These Two Representatives Are Attacking Each Other On Twitter, And It’s About To Get Ugly : AWM

These Two Representatives Are Attacking Each Other On Twitter, And It’s About To Get Ugly

Although she has not even been an elected Representative for a month yet, Alexandria Ocasio-Cortez has earned a reputation that will follow her for the rest of her life. AOC, as she has been dubbed, is not afraid to fight back against the establishment and challenge gender norms and “the way things have been.” Because she has been an outspoken critic of both President Trump and the Republican Party, Ocasio-Cortez has received a lot of pushback and retaliation, including name-calling and outright insults.

During the Super Bowl, Texas Representative Dan Crenshaw, a Republican, took a crack shot at the freshman representative in a horrible analogy between Football and AOC’s tax plan.

As Crenshaw watched the New England Patriots defeat the Los Angeles Rams in the 53rd Super Bowl, he tweeted, “Should someone propose a 70% tax on the Patriots so that NFL competition is more fair and equal? Asking for a friend.”
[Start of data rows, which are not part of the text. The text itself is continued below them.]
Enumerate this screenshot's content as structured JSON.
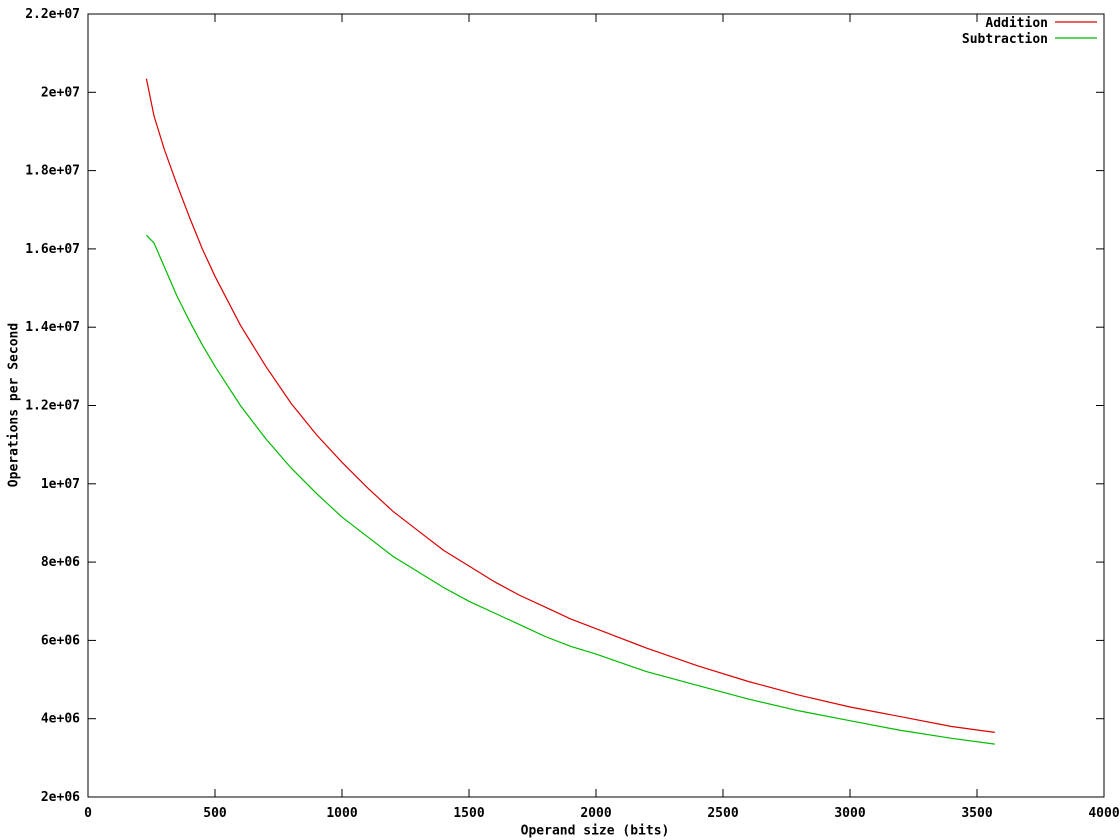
{
  "chart_data": {
    "type": "line",
    "title": "",
    "xlabel": "Operand size (bits)",
    "ylabel": "Operations per Second",
    "xlim": [
      0,
      4000
    ],
    "ylim": [
      2000000,
      22000000
    ],
    "grid": false,
    "background": "#ffffff",
    "axis_color": "#000000",
    "legend_position": "top-right-inside",
    "xticks": [
      0,
      500,
      1000,
      1500,
      2000,
      2500,
      3000,
      3500,
      4000
    ],
    "xtick_labels": [
      "0",
      "500",
      "1000",
      "1500",
      "2000",
      "2500",
      "3000",
      "3500",
      "4000"
    ],
    "yticks": [
      2000000,
      4000000,
      6000000,
      8000000,
      10000000,
      12000000,
      14000000,
      16000000,
      18000000,
      20000000,
      22000000
    ],
    "ytick_labels": [
      "2e+06",
      "4e+06",
      "6e+06",
      "8e+06",
      "1e+07",
      "1.2e+07",
      "1.4e+07",
      "1.6e+07",
      "1.8e+07",
      "2e+07",
      "2.2e+07"
    ],
    "series": [
      {
        "name": "Addition",
        "color": "#dd0000",
        "points": [
          [
            230,
            20350000
          ],
          [
            260,
            19400000
          ],
          [
            300,
            18550000
          ],
          [
            350,
            17650000
          ],
          [
            400,
            16800000
          ],
          [
            450,
            16000000
          ],
          [
            500,
            15300000
          ],
          [
            600,
            14050000
          ],
          [
            700,
            13000000
          ],
          [
            800,
            12050000
          ],
          [
            900,
            11250000
          ],
          [
            1000,
            10550000
          ],
          [
            1100,
            9900000
          ],
          [
            1200,
            9300000
          ],
          [
            1300,
            8800000
          ],
          [
            1400,
            8300000
          ],
          [
            1500,
            7900000
          ],
          [
            1600,
            7500000
          ],
          [
            1700,
            7150000
          ],
          [
            1800,
            6850000
          ],
          [
            1900,
            6550000
          ],
          [
            2000,
            6300000
          ],
          [
            2200,
            5800000
          ],
          [
            2400,
            5350000
          ],
          [
            2600,
            4950000
          ],
          [
            2800,
            4600000
          ],
          [
            3000,
            4300000
          ],
          [
            3200,
            4050000
          ],
          [
            3400,
            3800000
          ],
          [
            3570,
            3650000
          ]
        ]
      },
      {
        "name": "Subtraction",
        "color": "#00bb00",
        "points": [
          [
            230,
            16350000
          ],
          [
            260,
            16150000
          ],
          [
            300,
            15550000
          ],
          [
            350,
            14800000
          ],
          [
            400,
            14150000
          ],
          [
            450,
            13550000
          ],
          [
            500,
            13000000
          ],
          [
            600,
            12000000
          ],
          [
            700,
            11150000
          ],
          [
            800,
            10400000
          ],
          [
            900,
            9750000
          ],
          [
            1000,
            9150000
          ],
          [
            1100,
            8650000
          ],
          [
            1200,
            8150000
          ],
          [
            1300,
            7750000
          ],
          [
            1400,
            7350000
          ],
          [
            1500,
            7000000
          ],
          [
            1600,
            6700000
          ],
          [
            1700,
            6400000
          ],
          [
            1800,
            6100000
          ],
          [
            1900,
            5850000
          ],
          [
            2000,
            5650000
          ],
          [
            2200,
            5200000
          ],
          [
            2400,
            4850000
          ],
          [
            2600,
            4500000
          ],
          [
            2800,
            4200000
          ],
          [
            3000,
            3950000
          ],
          [
            3200,
            3700000
          ],
          [
            3400,
            3500000
          ],
          [
            3570,
            3350000
          ]
        ]
      }
    ]
  }
}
The ex-Navy SEAL, who was wounded in combat, shared the tweet thinking that many people would rush to his side in the standoff. But things did not go the way the Texas Representative thought. Instead, many more people came to the defense of Alexandria Ocasio-Cortez and her proposed tax plan that would put a stricter burden on the country’s wealthiest Americans.

Ocasio-Cortez has proposed a tax plan that would target only America’s top one percent of earners. Those who make more than $10 million per year would be hit with a 70 percent tax. That means if someone took home $10 million in taxes, they would retain only $3 million after paying the federal government their share of taxes.

Unfortunately, the Texas Representative’s attack on AOC did not work as he hoped. Instead, it proved that he did not wholly understand how taxation works in the country.

Instead of letting the jab slide, Representative Alexandria Ocasio-Cortez came back with a remark of her own, tweeting:

“The average NFL salary is $2.1 million, so most players would never experience a 70% rate. The owners who refuse to hire Kaepernick would, though.”

As the two representatives battled out their political issues on Twitter, other people started joining the conversation. Notably, Princeton University professor Kevin Kruse offered up another reply to the Texas representative.

“I’ve seen politicians make it clear they don’t understand sports,” Professor Kruse wrote. “And I’ve seen ones make it clear they don’t understand taxes, but I’m not sure I’ve ever seen someone do both at once. Congrats!”

The attempt at a joke was lost on most Americans. Even NFL football player Donte Stallworth had no idea what Crenshaw was trying to say, and he makes millions playing football.

“I’ve read that tweet 5x, and I still don’t know wtf he’s talking about,” Stallworth wrote.

Some billionaires do not like the idea of taxing the rich. Starbucks CEO Howard Schultz said, “We shouldn’t get to a place where there are people yelling from the rafters that because you have been successful, you are a bad person and we’re going to be punitive to you.”

What do you think about taxing the rich more than Americans with average incomes?